COEUR d’ALENE — A lawsuit filed by an incarcerated man asking the court to compel the Post Falls Police Department to disclose certain records will proceed, a Kootenai County judge ruled Tuesday.

Spokane resident Chadlen D. Smith filed the lawsuit last summer from inside an Idaho prison.

Smith received a 10-year prison sentence in July 2022, after a jury convicted him of sexual exploitation of a child by possession of sexually exploitative material. He was arrested in 2021 for allegedly stalking a Post Falls Police Department employee and later arrested again and charged with violating a protective order. 

Electronics in Smith’s possession at the time of his arrest contained images of nude children, toddlers and infants, as well as other photos of children that did not qualify as pornography, according to court records. Smith had a prior felony conviction of injury to a child, stemming from a 2009 lewd conduct case. 

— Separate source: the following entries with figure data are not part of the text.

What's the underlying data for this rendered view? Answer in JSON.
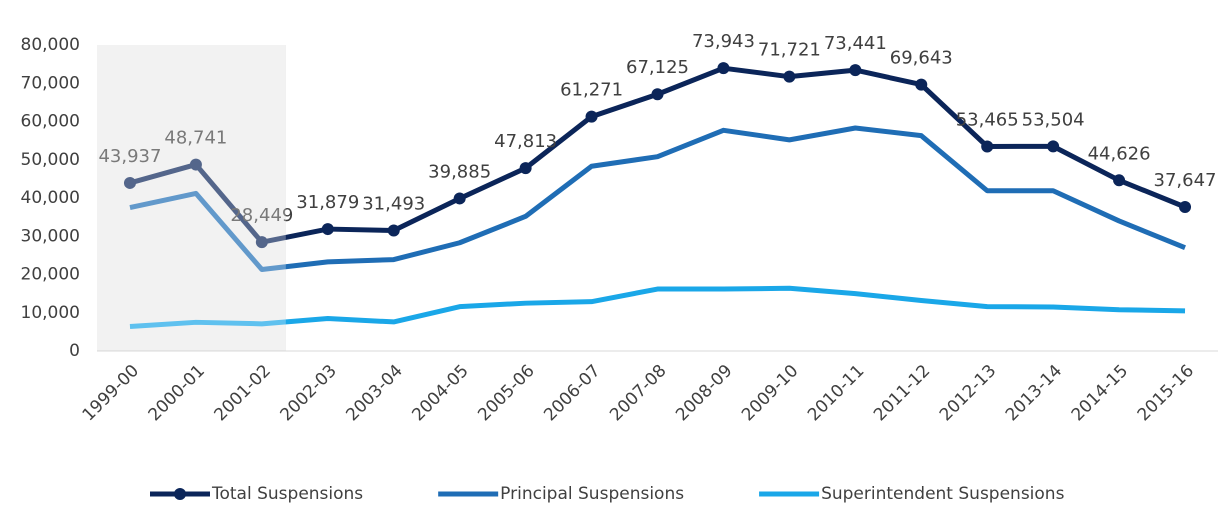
{
  "chart_data": {
    "type": "line",
    "categories": [
      "1999-00",
      "2000-01",
      "2001-02",
      "2002-03",
      "2003-04",
      "2004-05",
      "2005-06",
      "2006-07",
      "2007-08",
      "2008-09",
      "2009-10",
      "2010-11",
      "2011-12",
      "2012-13",
      "2013-14",
      "2014-15",
      "2015-16"
    ],
    "series": [
      {
        "name": "Total Suspensions",
        "color": "#0b2559",
        "markers": true,
        "values": [
          43937,
          48741,
          28449,
          31879,
          31493,
          39885,
          47813,
          61271,
          67125,
          73943,
          71721,
          73441,
          69643,
          53465,
          53504,
          44626,
          37647
        ],
        "value_labels": [
          "43,937",
          "48,741",
          "28,449",
          "31,879",
          "31,493",
          "39,885",
          "47,813",
          "61,271",
          "67,125",
          "73,943",
          "71,721",
          "73,441",
          "69,643",
          "53,465",
          "53,504",
          "44,626",
          "37,647"
        ]
      },
      {
        "name": "Principal Suspensions",
        "color": "#1f6db5",
        "markers": false,
        "values": [
          37500,
          41200,
          21300,
          23300,
          23900,
          28300,
          35200,
          48300,
          50800,
          57700,
          55200,
          58300,
          56300,
          41900,
          41900,
          34000,
          27000
        ]
      },
      {
        "name": "Superintendent Suspensions",
        "color": "#1aa7e8",
        "markers": false,
        "values": [
          6400,
          7500,
          7100,
          8500,
          7600,
          11600,
          12500,
          12900,
          16200,
          16200,
          16400,
          15000,
          13200,
          11600,
          11500,
          10800,
          10500
        ]
      }
    ],
    "ylim": [
      0,
      80000
    ],
    "yticks": [
      0,
      {
        "value": 10000,
        "label": "10,000"
      },
      {
        "value": 20000,
        "label": "20,000"
      },
      {
        "value": 30000,
        "label": "30,000"
      },
      {
        "value": 40000,
        "label": "40,000"
      },
      {
        "value": 50000,
        "label": "50,000"
      },
      {
        "value": 60000,
        "label": "60,000"
      },
      {
        "value": 70000,
        "label": "70,000"
      },
      {
        "value": 80000,
        "label": "80,000"
      }
    ],
    "grid": false,
    "legend": "bottom"
  }
}
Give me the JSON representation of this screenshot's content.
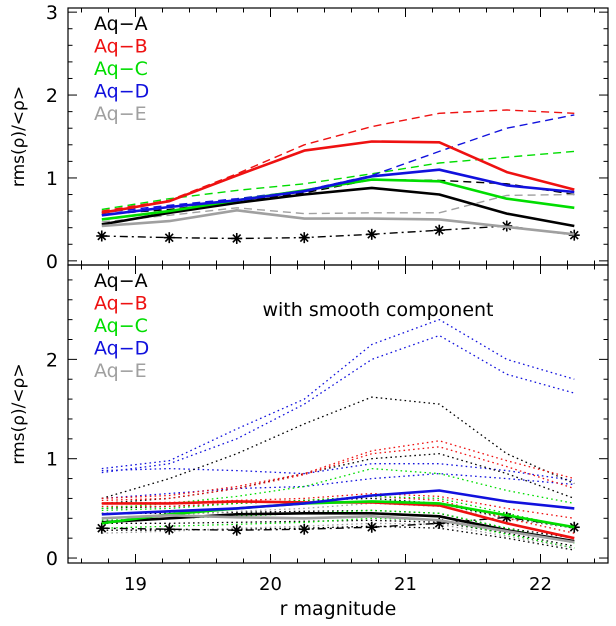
{
  "chart_data": [
    {
      "type": "line",
      "panel": "top",
      "xlabel": "",
      "ylabel": "rms(ρ)/<ρ>",
      "xlim": [
        18.5,
        22.5
      ],
      "ylim": [
        -0.05,
        3.05
      ],
      "yticks": [
        0,
        1,
        2,
        3
      ],
      "annotation": "",
      "x": [
        18.75,
        19.25,
        19.75,
        20.25,
        20.75,
        21.25,
        21.75,
        22.25
      ],
      "legend": [
        "Aq−A",
        "Aq−B",
        "Aq−C",
        "Aq−D",
        "Aq−E"
      ],
      "series": [
        {
          "name": "Aq−A",
          "color": "#000000",
          "style": "solid",
          "values": [
            0.44,
            0.58,
            0.7,
            0.8,
            0.88,
            0.8,
            0.57,
            0.42
          ]
        },
        {
          "name": "Aq−B",
          "color": "#ee1111",
          "style": "solid",
          "values": [
            0.58,
            0.72,
            1.03,
            1.33,
            1.44,
            1.43,
            1.07,
            0.86
          ]
        },
        {
          "name": "Aq−C",
          "color": "#00dd00",
          "style": "solid",
          "values": [
            0.5,
            0.6,
            0.73,
            0.85,
            0.98,
            0.96,
            0.75,
            0.64
          ]
        },
        {
          "name": "Aq−D",
          "color": "#1111dd",
          "style": "solid",
          "values": [
            0.55,
            0.65,
            0.73,
            0.84,
            1.02,
            1.1,
            0.91,
            0.83
          ]
        },
        {
          "name": "Aq−E",
          "color": "#a0a0a0",
          "style": "solid",
          "values": [
            0.42,
            0.48,
            0.61,
            0.51,
            0.51,
            0.5,
            0.41,
            0.32
          ]
        },
        {
          "name": "Aq−A",
          "color": "#000000",
          "style": "dashed",
          "values": [
            0.56,
            0.62,
            0.72,
            0.82,
            0.98,
            0.97,
            0.93,
            0.8
          ]
        },
        {
          "name": "Aq−B",
          "color": "#ee1111",
          "style": "dashed",
          "values": [
            0.6,
            0.73,
            1.05,
            1.4,
            1.62,
            1.78,
            1.82,
            1.78
          ]
        },
        {
          "name": "Aq−C",
          "color": "#00dd00",
          "style": "dashed",
          "values": [
            0.62,
            0.75,
            0.85,
            0.93,
            1.05,
            1.18,
            1.25,
            1.32
          ]
        },
        {
          "name": "Aq−D",
          "color": "#1111dd",
          "style": "dashed",
          "values": [
            0.58,
            0.67,
            0.75,
            0.85,
            1.03,
            1.32,
            1.6,
            1.76
          ]
        },
        {
          "name": "Aq−E",
          "color": "#a0a0a0",
          "style": "dashed",
          "values": [
            0.47,
            0.55,
            0.64,
            0.57,
            0.58,
            0.58,
            0.79,
            0.8
          ]
        },
        {
          "name": "",
          "color": "#000000",
          "style": "dashdot",
          "marker": "asterisk",
          "values": [
            0.3,
            0.28,
            0.27,
            0.28,
            0.32,
            0.37,
            0.42,
            0.31
          ]
        }
      ]
    },
    {
      "type": "line",
      "panel": "bottom",
      "xlabel": "r magnitude",
      "ylabel": "rms(ρ)/<ρ>",
      "xlim": [
        18.5,
        22.5
      ],
      "ylim": [
        -0.05,
        2.95
      ],
      "yticks": [
        0,
        1,
        2
      ],
      "xticks": [
        19,
        20,
        21,
        22
      ],
      "annotation": "with smooth component",
      "x": [
        18.75,
        19.25,
        19.75,
        20.25,
        20.75,
        21.25,
        21.75,
        22.25
      ],
      "legend": [
        "Aq−A",
        "Aq−B",
        "Aq−C",
        "Aq−D",
        "Aq−E"
      ],
      "series": [
        {
          "name": "Aq−A",
          "color": "#000000",
          "style": "solid",
          "values": [
            0.36,
            0.4,
            0.44,
            0.45,
            0.45,
            0.42,
            0.28,
            0.17
          ]
        },
        {
          "name": "Aq−B",
          "color": "#ee1111",
          "style": "solid",
          "values": [
            0.55,
            0.55,
            0.57,
            0.56,
            0.56,
            0.53,
            0.35,
            0.2
          ]
        },
        {
          "name": "Aq−C",
          "color": "#00dd00",
          "style": "solid",
          "values": [
            0.35,
            0.44,
            0.5,
            0.55,
            0.57,
            0.55,
            0.43,
            0.31
          ]
        },
        {
          "name": "Aq−D",
          "color": "#1111dd",
          "style": "solid",
          "values": [
            0.44,
            0.47,
            0.5,
            0.55,
            0.63,
            0.68,
            0.57,
            0.5
          ]
        },
        {
          "name": "Aq−E",
          "color": "#a0a0a0",
          "style": "solid",
          "values": [
            0.4,
            0.43,
            0.41,
            0.4,
            0.42,
            0.38,
            0.27,
            0.16
          ]
        },
        {
          "name": "",
          "color": "#000000",
          "style": "dashdot",
          "marker": "asterisk",
          "values": [
            0.3,
            0.29,
            0.28,
            0.29,
            0.31,
            0.35,
            0.41,
            0.31
          ]
        },
        {
          "name": "",
          "color": "#1111dd",
          "style": "dotted",
          "values": [
            0.9,
            0.98,
            1.3,
            1.6,
            2.15,
            2.4,
            2.0,
            1.8
          ]
        },
        {
          "name": "",
          "color": "#1111dd",
          "style": "dotted",
          "values": [
            0.86,
            0.95,
            1.2,
            1.55,
            2.0,
            2.24,
            1.85,
            1.66
          ]
        },
        {
          "name": "",
          "color": "#1111dd",
          "style": "dotted",
          "values": [
            0.6,
            0.65,
            0.7,
            0.72,
            0.8,
            0.85,
            0.8,
            0.74
          ]
        },
        {
          "name": "",
          "color": "#1111dd",
          "style": "dotted",
          "values": [
            0.88,
            0.9,
            0.88,
            0.85,
            0.95,
            0.95,
            0.88,
            0.78
          ]
        },
        {
          "name": "",
          "color": "#000000",
          "style": "dotted",
          "values": [
            0.6,
            0.8,
            1.05,
            1.35,
            1.62,
            1.55,
            1.05,
            0.75
          ]
        },
        {
          "name": "",
          "color": "#000000",
          "style": "dotted",
          "values": [
            0.55,
            0.6,
            0.7,
            0.85,
            1.0,
            1.05,
            0.85,
            0.6
          ]
        },
        {
          "name": "",
          "color": "#000000",
          "style": "dotted",
          "values": [
            0.5,
            0.52,
            0.55,
            0.58,
            0.6,
            0.55,
            0.4,
            0.3
          ]
        },
        {
          "name": "",
          "color": "#000000",
          "style": "dotted",
          "values": [
            0.45,
            0.45,
            0.46,
            0.47,
            0.48,
            0.45,
            0.3,
            0.2
          ]
        },
        {
          "name": "",
          "color": "#000000",
          "style": "dotted",
          "values": [
            0.35,
            0.35,
            0.36,
            0.37,
            0.38,
            0.36,
            0.25,
            0.12
          ]
        },
        {
          "name": "",
          "color": "#000000",
          "style": "dotted",
          "values": [
            0.28,
            0.28,
            0.29,
            0.3,
            0.32,
            0.3,
            0.2,
            0.08
          ]
        },
        {
          "name": "",
          "color": "#ee1111",
          "style": "dotted",
          "values": [
            0.6,
            0.63,
            0.72,
            0.85,
            1.08,
            1.18,
            0.98,
            0.8
          ]
        },
        {
          "name": "",
          "color": "#ee1111",
          "style": "dotted",
          "values": [
            0.58,
            0.6,
            0.7,
            0.84,
            1.05,
            1.12,
            0.92,
            0.7
          ]
        },
        {
          "name": "",
          "color": "#ee1111",
          "style": "dotted",
          "values": [
            0.55,
            0.56,
            0.58,
            0.6,
            0.65,
            0.62,
            0.5,
            0.4
          ]
        },
        {
          "name": "",
          "color": "#ee1111",
          "style": "dotted",
          "values": [
            0.52,
            0.52,
            0.55,
            0.58,
            0.62,
            0.58,
            0.4,
            0.25
          ]
        },
        {
          "name": "",
          "color": "#00dd00",
          "style": "dotted",
          "values": [
            0.5,
            0.55,
            0.62,
            0.72,
            0.9,
            0.85,
            0.68,
            0.55
          ]
        },
        {
          "name": "",
          "color": "#00dd00",
          "style": "dotted",
          "values": [
            0.48,
            0.5,
            0.55,
            0.58,
            0.62,
            0.6,
            0.45,
            0.3
          ]
        },
        {
          "name": "",
          "color": "#00dd00",
          "style": "dotted",
          "values": [
            0.38,
            0.4,
            0.42,
            0.45,
            0.48,
            0.45,
            0.3,
            0.15
          ]
        },
        {
          "name": "",
          "color": "#00dd00",
          "style": "dotted",
          "values": [
            0.3,
            0.32,
            0.34,
            0.36,
            0.4,
            0.38,
            0.24,
            0.1
          ]
        },
        {
          "name": "",
          "color": "#a0a0a0",
          "style": "dotted",
          "values": [
            0.4,
            0.43,
            0.47,
            0.5,
            0.55,
            0.52,
            0.4,
            0.3
          ]
        },
        {
          "name": "",
          "color": "#a0a0a0",
          "style": "dotted",
          "values": [
            0.25,
            0.27,
            0.3,
            0.32,
            0.35,
            0.34,
            0.22,
            0.1
          ]
        }
      ]
    }
  ]
}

In 2022 and 2023, Smith submitted public records requests to the Post Falls Police Department, seeking police body camera and dash camera footage from his arrest Jan. 2, 2021. 

The Post Falls Police Department fulfilled the requests in part and denied them in part. The agency based the denial on the grounds that at least one requested video contained personal information and releasing it would “constitute an unwarranted invasion of personal privacy.” 

Under Idaho law, public records are exempt from disclosure in some circumstances. These include investigatory records compiled for law enforcement purposes by a law enforcement agency when producing such records would constitute “an unwarranted invasion of personal privacy.” 

The agency’s response also indicated that some records were unavailable at the time of the request because the agency only retains media for two years.

The sole remedy for a person “aggrieved by the denial of a request for disclosure” is to petition the district court to compel the public agency to make the information available to the public.” 

Legal counsel representing the Post Falls Police Department filed a motion to dismiss the lawsuit, arguing that the city and police department were not served with the suit until 297 days after the complaint was filed, well outside the 182-period allowed under the Idaho Rules of Civil Procedure. 

First District Judge Rich Christensen determined that service was not untimely in this case because an attorney representing the city filed a notice of appearance in April. Doing so is the equivalent of service of the process, the court ruled. 

“The court finds that voluntary appearance, as odd as that may be by itself, prevents the court from granting the motion to dismiss,” Christensen said Tuesday. 

As such, Christensen denied Post Falls’ motion to dismiss the case.